1. That their testator was a bona fide purchaser of the slave Lindy for valuable consideration, without notice of the alleged marriage settlement.

2. That more than six years had elapsed between the death of Yancey, who survived his wife, and the commencement of this suit, and therefore the suit is barred by the statute of limitations.

3. That the said marriage settlement was made in the State of South Carolina, and was not recorded according to the laws of that State, and is therefore void, both as to the respondents and to their testator, who was a bona fide purchaser without notice.

4. That if the marriage settlement had been properly recorded, or was otherwise valid the sale of the slave Lindy was made with the assent of the said Ann Yancey.

5. That the respondents received the said slaves as the executors of the last will and testament of decedent, as a part of his estate, and had, before this suit was commenced, disposed of them according to the provisions of said will, by distribution and delivery to the legatees of said estate, and that long before the commencement of this suit, had made a final settlement of said estate, and had been discharged from said executorship.

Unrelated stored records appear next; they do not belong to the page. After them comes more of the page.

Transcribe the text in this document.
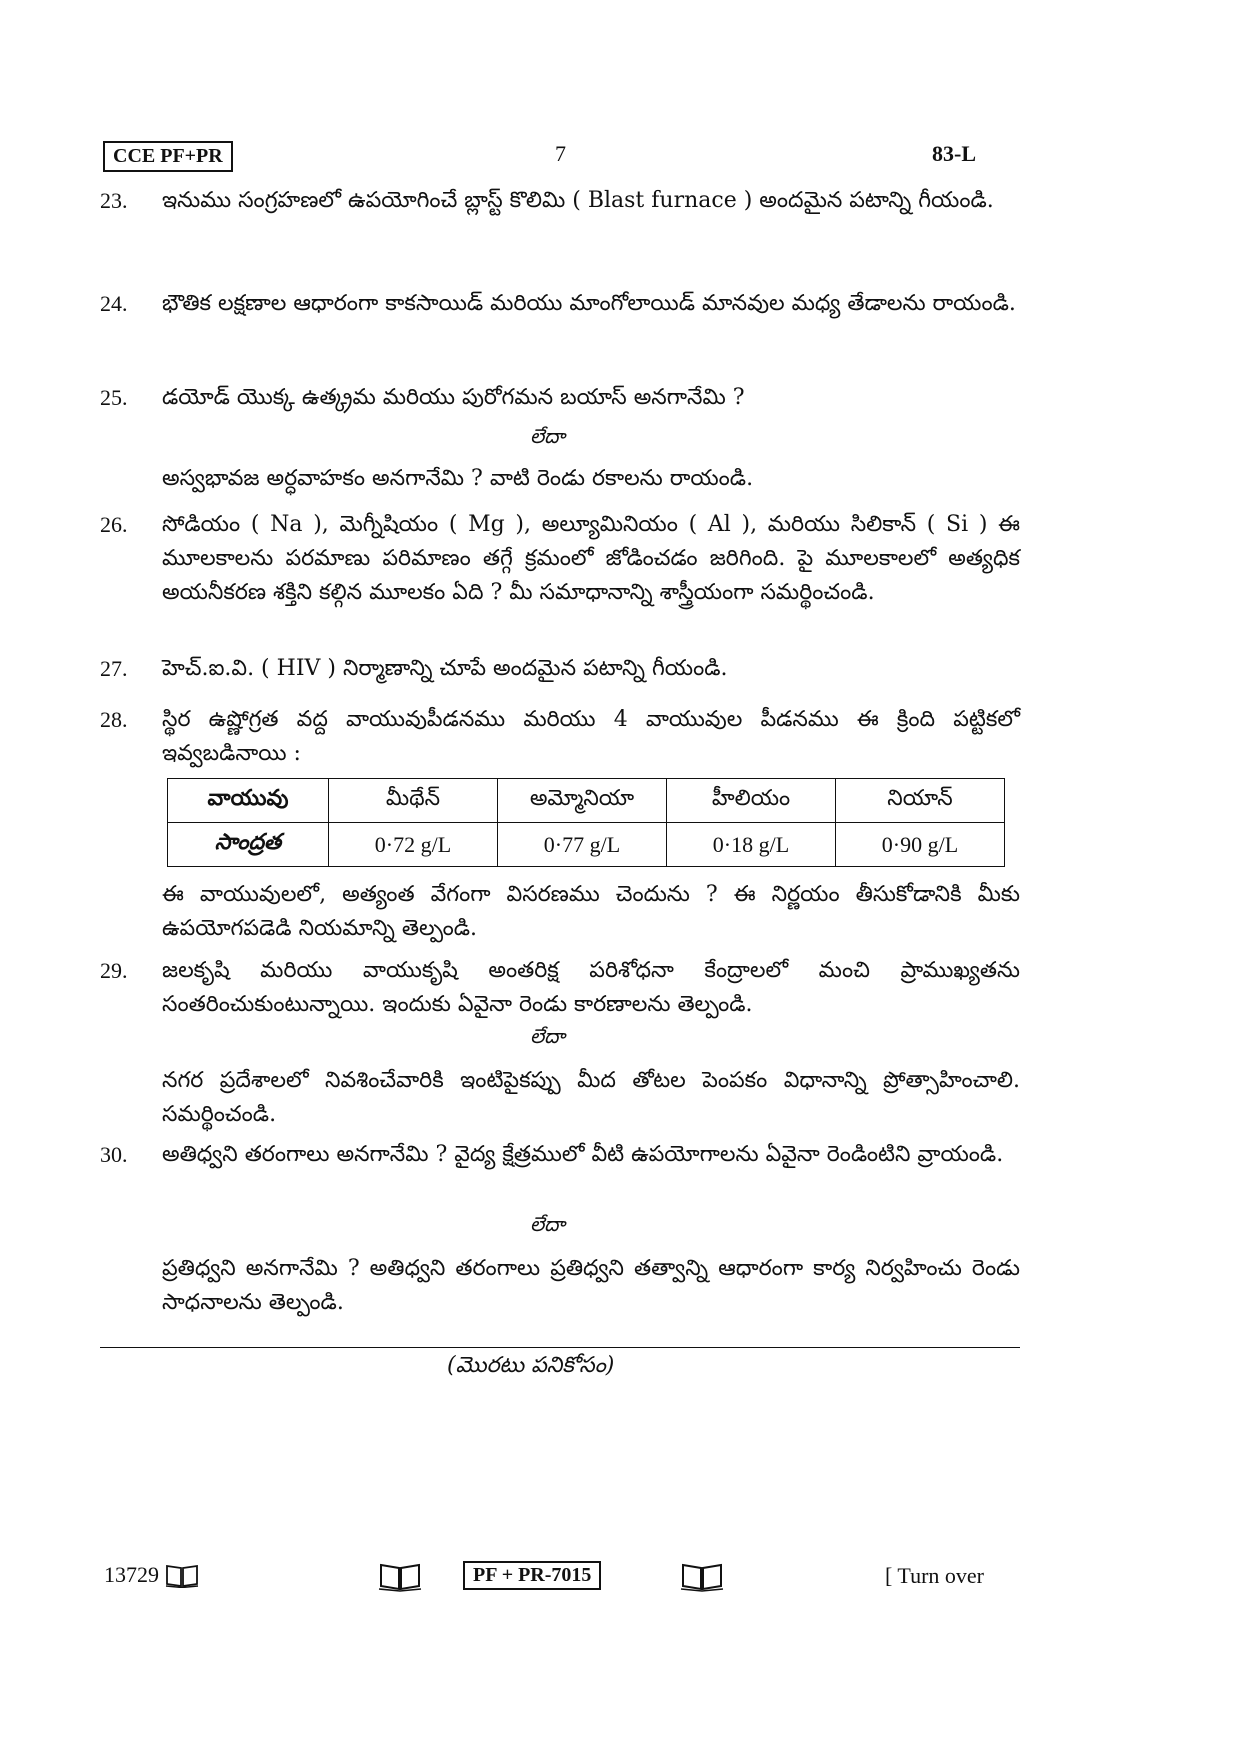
CCE PF+PR	7	83-L
23. ఇనుము సంగ్రహణలో ఉపయోగించే బ్లాస్ట్ కొలిమి ( Blast furnace ) అందమైన పటాన్ని గీయండి.
24. భౌతిక లక్షణాల ఆధారంగా కాకసాయిడ్ మరియు మాంగోలాయిడ్ మానవుల మధ్య తేడాలను రాయండి.
25. డయోడ్ యొక్క ఉత్క్రమ మరియు పురోగమన బయాస్ అనగానేమి ?
లేదా
అస్వభావజ అర్ధవాహకం అనగానేమి ? వాటి రెండు రకాలను రాయండి.
26. సోడియం ( Na ), మెగ్నీషియం ( Mg ), అల్యూమినియం ( Al ), మరియు సిలికాన్ ( Si ) ఈ మూలకాలను పరమాణు పరిమాణం తగ్గే క్రమంలో జోడించడం జరిగింది. పై మూలకాలలో అత్యధిక అయనీకరణ శక్తిని కల్గిన మూలకం ఏది ? మీ సమాధానాన్ని శాస్త్రీయంగా సమర్థించండి.
27. హెచ్.ఐ.వి. ( HIV ) నిర్మాణాన్ని చూపే అందమైన పటాన్ని గీయండి.
28. స్థిర ఉష్ణోగ్రత వద్ద వాయువుపీడనము మరియు 4 వాయువుల పీడనము ఈ క్రింది పట్టికలో ఇవ్వబడినాయి :
వాయువు	మీథేన్	అమ్మోనియా	హీలియం	నియాన్
సాంద్రత	0·72 g/L	0·77 g/L	0·18 g/L	0·90 g/L
ఈ వాయువులలో, అత్యంత వేగంగా విసరణము చెందును ? ఈ నిర్ణయం తీసుకోడానికి మీకు ఉపయోగపడెడి నియమాన్ని తెల్పండి.
29. జలకృషి మరియు వాయుకృషి అంతరిక్ష పరిశోధనా కేంద్రాలలో మంచి ప్రాముఖ్యతను సంతరించుకుంటున్నాయి. ఇందుకు ఏవైనా రెండు కారణాలను తెల్పండి.
లేదా
నగర ప్రదేశాలలో నివశించేవారికి ఇంటిపైకప్పు మీద తోటల పెంపకం విధానాన్ని ప్రోత్సాహించాలి. సమర్థించండి.
30. అతిధ్వని తరంగాలు అనగానేమి ? వైద్య క్షేత్రములో వీటి ఉపయోగాలను ఏవైనా రెండింటిని వ్రాయండి.
లేదా
ప్రతిధ్వని అనగానేమి ? అతిధ్వని తరంగాలు ప్రతిధ్వని తత్వాన్ని ఆధారంగా కార్య నిర్వహించు రెండు సాధనాలను తెల్పండి.
(మొరటు పనికోసం)
13729	PF + PR-7015	[ Turn over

To the answer of the respondents, the complainants filed a general replication, and upon the pleadings and proofs in the cause, the District Court, on the 7th of December, 1849, pronounced a decree, dismissing the bill of the complainants, with costs. The correctness of that decree we will proceed to consider.

The first question which presents itself, in the natural order of investigation of the proceedings of the District Court, is that which was raised upon the admissibility in evidence, of an authenticated copy of the antenuptial contract, upon the suffi

De Lane et al. v. Moore et al.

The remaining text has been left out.